2023 Florida Legislature

The following statement was approved by a majority of the Board of Advisors.

The Florida Bioethics Network (FBN) was founded 32 years ago on the concept that sound scientific medical evidence – peer-reviewed medical literature – guided by ethical principles should be at the core of any health-related public policy. This view is uncontroversial and has been widely accepted by health care professionals.

Uninformed personal opinions, political agendas, and non-fact based motivations should play no role in public health policies and laws.

Health-care decisions are intensely personal and private. Opening these decisions to public scrutiny and disapproval will forever damage the standard that patients ought and can have a confidential and trusting relationship with their health-care provider, and can make those decisions in the context of what they believe is best for themselves and their families. Such a position allows ample room for moral disagreement and advocacy. It provides no room for government overreach.

For these reasons, the FBN Advisory Board finds that recent Florida legislation concerning abortion and gender-affirming care for minors is incompatible with evidence-based, ethical professional practice. Though such legislation might aim to protect vulnerable minors, restrictive laws instead undermine the basic goals of health-related public policy. They further erode patients’ rights to discuss and determine their own health-care decisions protected by the privacy of the physician-patient relationship.

August 2023 


Dissents

Many who are committed to the welfare of vulnerable minors and the foundational principles of evidence-based, ethical professional practice, also see that certain laws that some might deem restrictive actually advance the principles of beneficence, non-maleficence, autonomy and justice.

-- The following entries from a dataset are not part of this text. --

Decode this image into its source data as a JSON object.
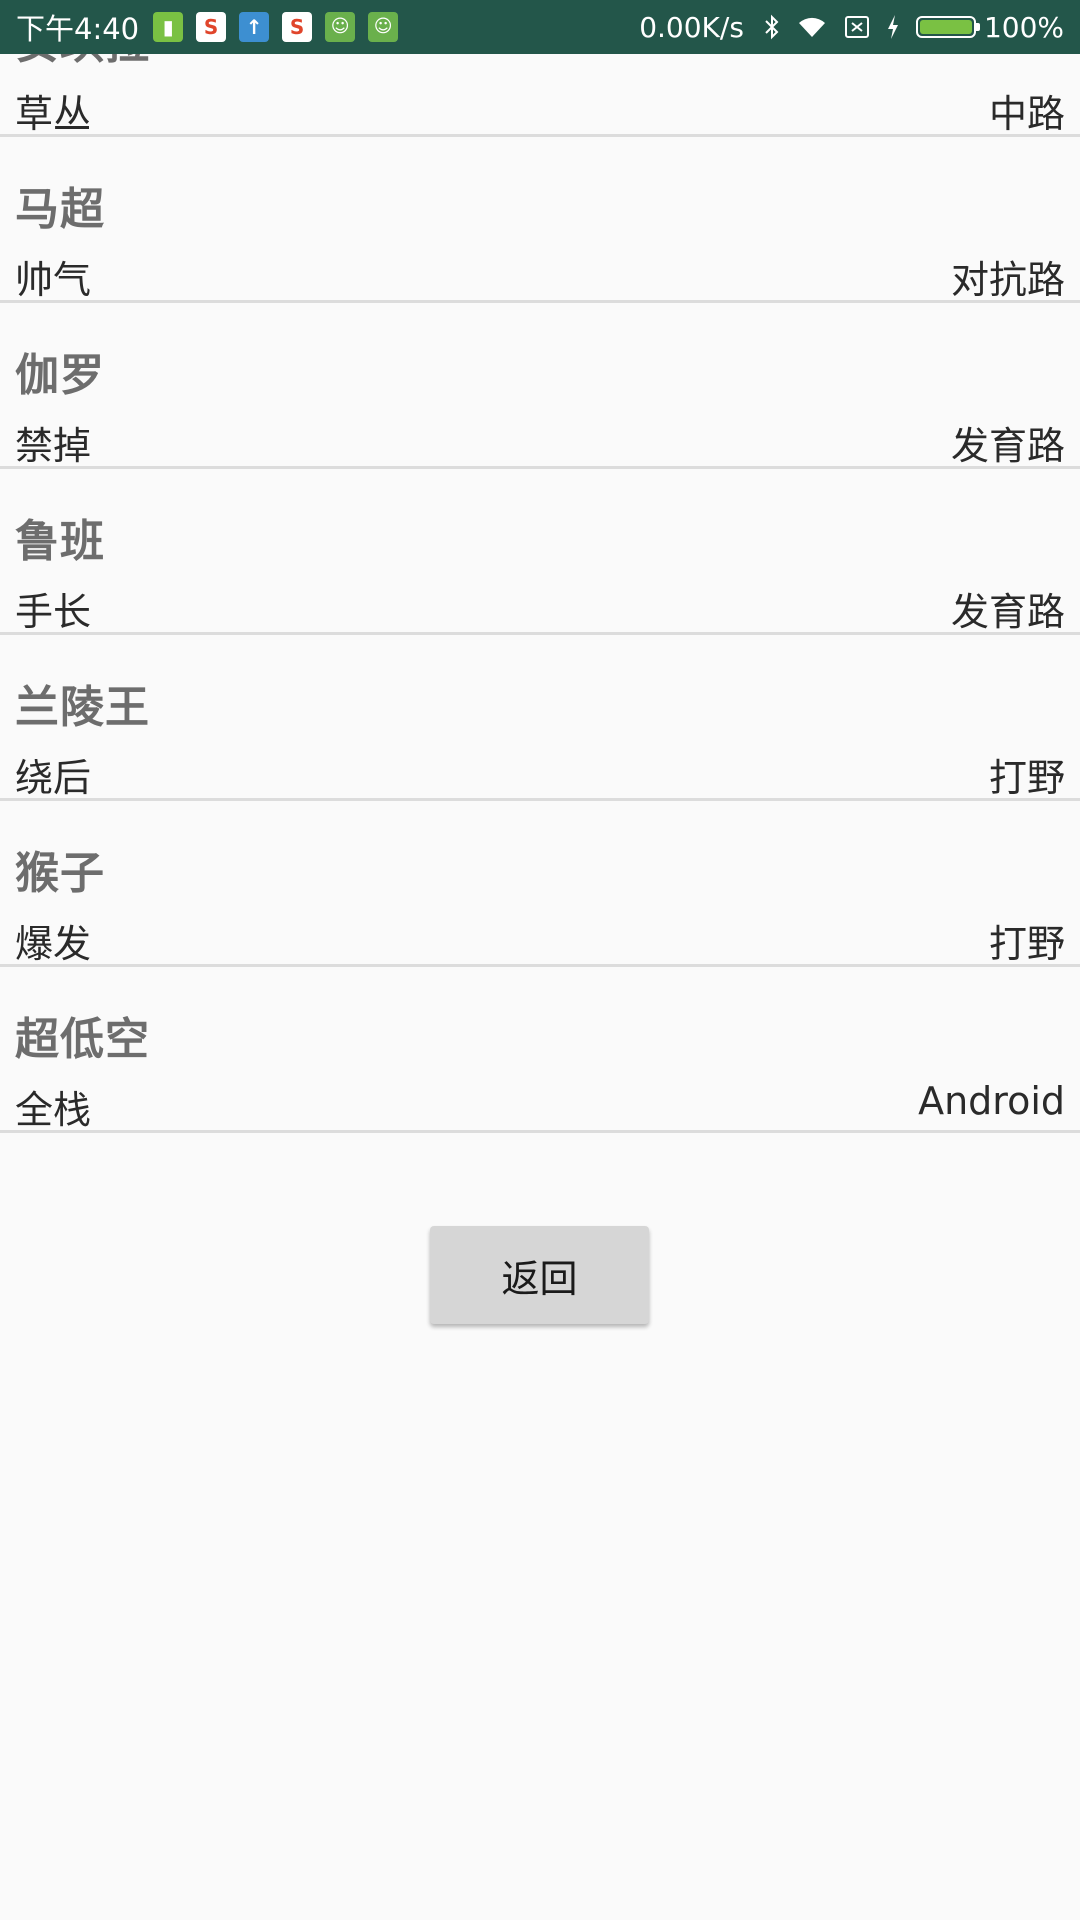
{
  "status_bar": {
    "time": "下午4:40",
    "speed": "0.00K/s",
    "battery": "100%",
    "icons": [
      "battery-app-icon",
      "sogou-icon",
      "upload-icon",
      "sogou-icon",
      "android-icon",
      "android-icon",
      "bluetooth-icon",
      "wifi-icon",
      "no-sim-icon",
      "charging-icon",
      "battery-icon"
    ]
  },
  "list": {
    "items": [
      {
        "name": "安琪拉",
        "tag": "草丛",
        "lane": "中路"
      },
      {
        "name": "马超",
        "tag": "帅气",
        "lane": "对抗路"
      },
      {
        "name": "伽罗",
        "tag": "禁掉",
        "lane": "发育路"
      },
      {
        "name": "鲁班",
        "tag": "手长",
        "lane": "发育路"
      },
      {
        "name": "兰陵王",
        "tag": "绕后",
        "lane": "打野"
      },
      {
        "name": "猴子",
        "tag": "爆发",
        "lane": "打野"
      },
      {
        "name": "超低空",
        "tag": "全栈",
        "lane": "Android"
      }
    ]
  },
  "back_button": {
    "label": "返回"
  }
}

The wisdom of limiting the opportunity for minors to make certain decisions can stand without factoring in whatever moral value is placed on the particular practice, protocol or procedure. This wisdom led our culture to enact laws that prohibit or restrict minors from buying alcohol, cigarettes or firearms, enlisting in the military, voting, avoiding grade school, and driving an automobile.

The desire to prohibit minors from receiving gender-affirming medical procedures, may have nothing to do with bigotry, religious fervor, or an ignorance of gender dysphoria. Instead, it can come from the realization that prepubescent children are still developing physically, psychologically and socially and need adult/parental guidance. For many who believe this way, government overreach would include facilitating a minor’s opportunity to procure an irreversible and elective medical procedure.